WestJet traded 'Owners Care' for corporate profits. Now Calgarians pay more for less.

CALGARY, AB — It's not nostalgia. The WestJet that cracked dad jokes at 30,000 feet and made you feel like family wasn't a marketing mirage—it was a business model. And today, that model is dead.

The airline that once defined Calgary's scrappy, can-do spirit has morphed into what frequent flyers now call 'Air Canada Lite'—higher fares, tighter seats, and a customer satisfaction score that's scraping the basement.
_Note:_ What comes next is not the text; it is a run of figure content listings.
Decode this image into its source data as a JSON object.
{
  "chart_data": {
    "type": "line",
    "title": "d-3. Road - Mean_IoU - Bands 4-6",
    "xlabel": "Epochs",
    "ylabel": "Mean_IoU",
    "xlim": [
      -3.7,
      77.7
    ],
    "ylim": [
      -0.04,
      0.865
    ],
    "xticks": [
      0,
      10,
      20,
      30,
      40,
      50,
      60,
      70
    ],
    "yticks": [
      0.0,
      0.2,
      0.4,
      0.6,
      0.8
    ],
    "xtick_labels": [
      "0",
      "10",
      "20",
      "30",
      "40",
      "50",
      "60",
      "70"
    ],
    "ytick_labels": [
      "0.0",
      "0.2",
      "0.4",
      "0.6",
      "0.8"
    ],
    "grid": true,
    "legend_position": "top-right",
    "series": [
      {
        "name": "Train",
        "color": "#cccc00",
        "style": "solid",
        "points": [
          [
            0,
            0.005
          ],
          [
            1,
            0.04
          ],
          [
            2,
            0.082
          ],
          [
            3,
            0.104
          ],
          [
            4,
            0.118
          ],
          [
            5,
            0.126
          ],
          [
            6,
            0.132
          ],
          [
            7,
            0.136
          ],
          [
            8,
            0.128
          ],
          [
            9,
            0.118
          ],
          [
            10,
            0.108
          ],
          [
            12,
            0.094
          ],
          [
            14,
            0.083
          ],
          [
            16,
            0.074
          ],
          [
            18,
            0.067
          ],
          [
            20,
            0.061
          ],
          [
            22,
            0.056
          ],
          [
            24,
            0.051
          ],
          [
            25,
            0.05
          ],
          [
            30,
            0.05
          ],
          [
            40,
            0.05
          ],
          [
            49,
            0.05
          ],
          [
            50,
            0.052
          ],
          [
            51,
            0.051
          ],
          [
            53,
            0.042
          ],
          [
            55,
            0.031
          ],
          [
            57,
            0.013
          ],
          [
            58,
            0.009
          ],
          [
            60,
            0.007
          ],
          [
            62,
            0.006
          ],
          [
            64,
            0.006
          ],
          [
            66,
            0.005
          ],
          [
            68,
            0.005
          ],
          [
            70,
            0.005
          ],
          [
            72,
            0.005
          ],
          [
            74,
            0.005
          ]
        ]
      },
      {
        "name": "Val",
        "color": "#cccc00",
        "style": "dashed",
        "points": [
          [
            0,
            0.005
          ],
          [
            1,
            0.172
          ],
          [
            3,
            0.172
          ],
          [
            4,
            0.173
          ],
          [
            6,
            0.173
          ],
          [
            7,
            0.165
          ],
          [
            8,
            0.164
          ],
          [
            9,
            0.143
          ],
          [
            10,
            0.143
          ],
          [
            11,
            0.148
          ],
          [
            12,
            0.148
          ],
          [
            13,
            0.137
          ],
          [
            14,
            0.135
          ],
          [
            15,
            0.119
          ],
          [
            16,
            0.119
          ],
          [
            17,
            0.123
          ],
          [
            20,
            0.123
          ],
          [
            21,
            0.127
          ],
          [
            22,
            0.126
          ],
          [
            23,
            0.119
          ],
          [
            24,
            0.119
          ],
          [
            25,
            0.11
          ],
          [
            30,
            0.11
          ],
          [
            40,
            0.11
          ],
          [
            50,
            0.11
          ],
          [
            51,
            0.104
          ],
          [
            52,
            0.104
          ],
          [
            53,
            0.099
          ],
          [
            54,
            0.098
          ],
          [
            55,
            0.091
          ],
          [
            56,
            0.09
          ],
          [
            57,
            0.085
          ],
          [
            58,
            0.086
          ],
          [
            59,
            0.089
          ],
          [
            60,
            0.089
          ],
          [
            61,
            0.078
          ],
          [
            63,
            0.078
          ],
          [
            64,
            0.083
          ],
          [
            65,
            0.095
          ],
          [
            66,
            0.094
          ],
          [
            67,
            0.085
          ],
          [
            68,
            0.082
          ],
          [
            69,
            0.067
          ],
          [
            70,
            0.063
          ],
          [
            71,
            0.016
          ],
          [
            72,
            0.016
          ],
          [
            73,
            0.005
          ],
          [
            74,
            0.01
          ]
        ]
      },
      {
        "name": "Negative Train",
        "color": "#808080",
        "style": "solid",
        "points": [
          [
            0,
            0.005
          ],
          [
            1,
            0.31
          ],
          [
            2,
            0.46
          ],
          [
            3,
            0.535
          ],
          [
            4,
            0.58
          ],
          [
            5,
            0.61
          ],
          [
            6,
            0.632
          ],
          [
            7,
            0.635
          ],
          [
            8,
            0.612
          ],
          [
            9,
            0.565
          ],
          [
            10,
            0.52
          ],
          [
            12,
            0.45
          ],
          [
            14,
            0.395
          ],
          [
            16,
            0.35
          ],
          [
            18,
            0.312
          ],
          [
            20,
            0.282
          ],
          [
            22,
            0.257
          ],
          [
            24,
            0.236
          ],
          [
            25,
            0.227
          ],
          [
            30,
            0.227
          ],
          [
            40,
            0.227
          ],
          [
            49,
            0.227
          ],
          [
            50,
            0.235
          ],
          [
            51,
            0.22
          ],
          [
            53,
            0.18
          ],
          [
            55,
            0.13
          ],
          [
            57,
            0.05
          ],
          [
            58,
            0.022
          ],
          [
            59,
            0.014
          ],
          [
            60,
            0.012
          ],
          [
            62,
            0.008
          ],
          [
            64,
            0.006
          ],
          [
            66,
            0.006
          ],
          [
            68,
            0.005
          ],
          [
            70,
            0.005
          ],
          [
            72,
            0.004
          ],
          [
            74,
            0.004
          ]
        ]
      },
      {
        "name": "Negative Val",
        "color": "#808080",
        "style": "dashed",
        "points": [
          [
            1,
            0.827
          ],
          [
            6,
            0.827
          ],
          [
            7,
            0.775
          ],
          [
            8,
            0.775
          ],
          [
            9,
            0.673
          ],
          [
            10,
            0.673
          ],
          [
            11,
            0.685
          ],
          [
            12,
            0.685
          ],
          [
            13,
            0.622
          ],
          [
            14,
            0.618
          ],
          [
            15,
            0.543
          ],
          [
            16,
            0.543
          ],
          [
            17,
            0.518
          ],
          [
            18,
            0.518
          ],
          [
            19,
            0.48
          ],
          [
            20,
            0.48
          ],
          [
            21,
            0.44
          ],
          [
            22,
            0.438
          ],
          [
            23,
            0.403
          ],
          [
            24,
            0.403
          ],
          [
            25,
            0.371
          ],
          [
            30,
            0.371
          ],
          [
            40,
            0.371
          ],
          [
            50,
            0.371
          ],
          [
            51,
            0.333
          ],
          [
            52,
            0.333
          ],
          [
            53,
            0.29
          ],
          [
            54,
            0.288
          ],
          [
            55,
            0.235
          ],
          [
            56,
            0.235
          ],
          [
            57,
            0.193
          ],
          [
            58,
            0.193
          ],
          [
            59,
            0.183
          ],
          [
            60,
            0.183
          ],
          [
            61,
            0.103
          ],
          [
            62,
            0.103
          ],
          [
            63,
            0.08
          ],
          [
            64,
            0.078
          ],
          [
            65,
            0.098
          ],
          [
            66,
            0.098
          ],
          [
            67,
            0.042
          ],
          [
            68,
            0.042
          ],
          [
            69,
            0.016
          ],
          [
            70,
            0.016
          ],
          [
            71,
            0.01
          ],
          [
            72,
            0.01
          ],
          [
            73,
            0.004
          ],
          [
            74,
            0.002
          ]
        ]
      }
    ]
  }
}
The J.D. Power 2025 North America Airline Satisfaction Study, published way back in May, ranked WestJet near the bottom for both economy and premium economy service.

So what happened? Three seismic shifts dismantled the airline Calgarians once loved.

The Death of 'Owners Care'

In 2019, private equity firm Onex Corporation bought WestJet for $5 billion and took it private. That meant the end of employee share ownership—a program that once had 85–90% of staff holding equity in the company.

The 'I'm an Owner' ads weren't just feel-good PR. They were proof that gate agents, cleaners, and pilots had skin in the game. When Onex cashed everyone out, the emotional contract that fueled those legendary flights evaporated. The slogan was officially retired in late 2018.

The Widebody Gamble

WestJet started as a low-cost carrier modeled after Southwest Airlines. But to grow, it had to chase business travelers. That meant buying Boeing 787 Dreamliners, launching transatlantic 'Business Cabin' service, and basing all intercontinental flying out of Calgary.

The problem? You can't sell $4,000 pods to London and still be the 'frugal and fun' airline. Adding business class, premium economy, and complex international connections turned WestJet into the thing it once mocked.

Experts warn the consolidation of Sunwing Airlines (completed May 29, 2025) and the shutdown of budget brand Swoop (October 28, 2023) have further reduced competition in the low-cost market—and that's pushing ticket prices up.

The Culture Crash

The 'fun' wasn't just about vibes—it was a cost-saving strategy. Pilots tidying cabins saved on cleaning crews. Flight attendants cracking jokes kept morale high despite below-average pay.

But as WestJet grew, the family vibe cracked. Pilots and flight attendants unionized starting in 2017, represented by the Air Line Pilots Association (ALPA) and the Canadian Union of Public Employees (CUPE) Local 8125. The relationship between staff and management became transactional.

CUPE's 'UltraExtraBasic.ca' campaign, launched in November 2025, highlighted that flight attendants perform roughly 35 hours of unpaid work per month. ALPA has grieved WestJet over temporary foreign worker permits, vacation scheduling, and a new policy barring pilots over 65 from flying.

Then came the seating fiasco. WestJet densified its Boeing 737 cabins, cramming in more seats and less legroom. The backlash was swift. On January 16, 2026, CEO Alexis von Hoensbroech announced a reversal, with the old layout set to return by year-end.

What It Means for Calgary

Today, WestJet and Air Canada operate as a duopoly, with nearly identical pricing and service levels. For Calgarians—especially frequent flyers and budget-conscious families—the airline that once felt like home now feels like every other carrier: expensive, indifferent, and over-capacity.

The little guy with heart is gone. What's left is a logo, a hub, and a city wondering where its airline went.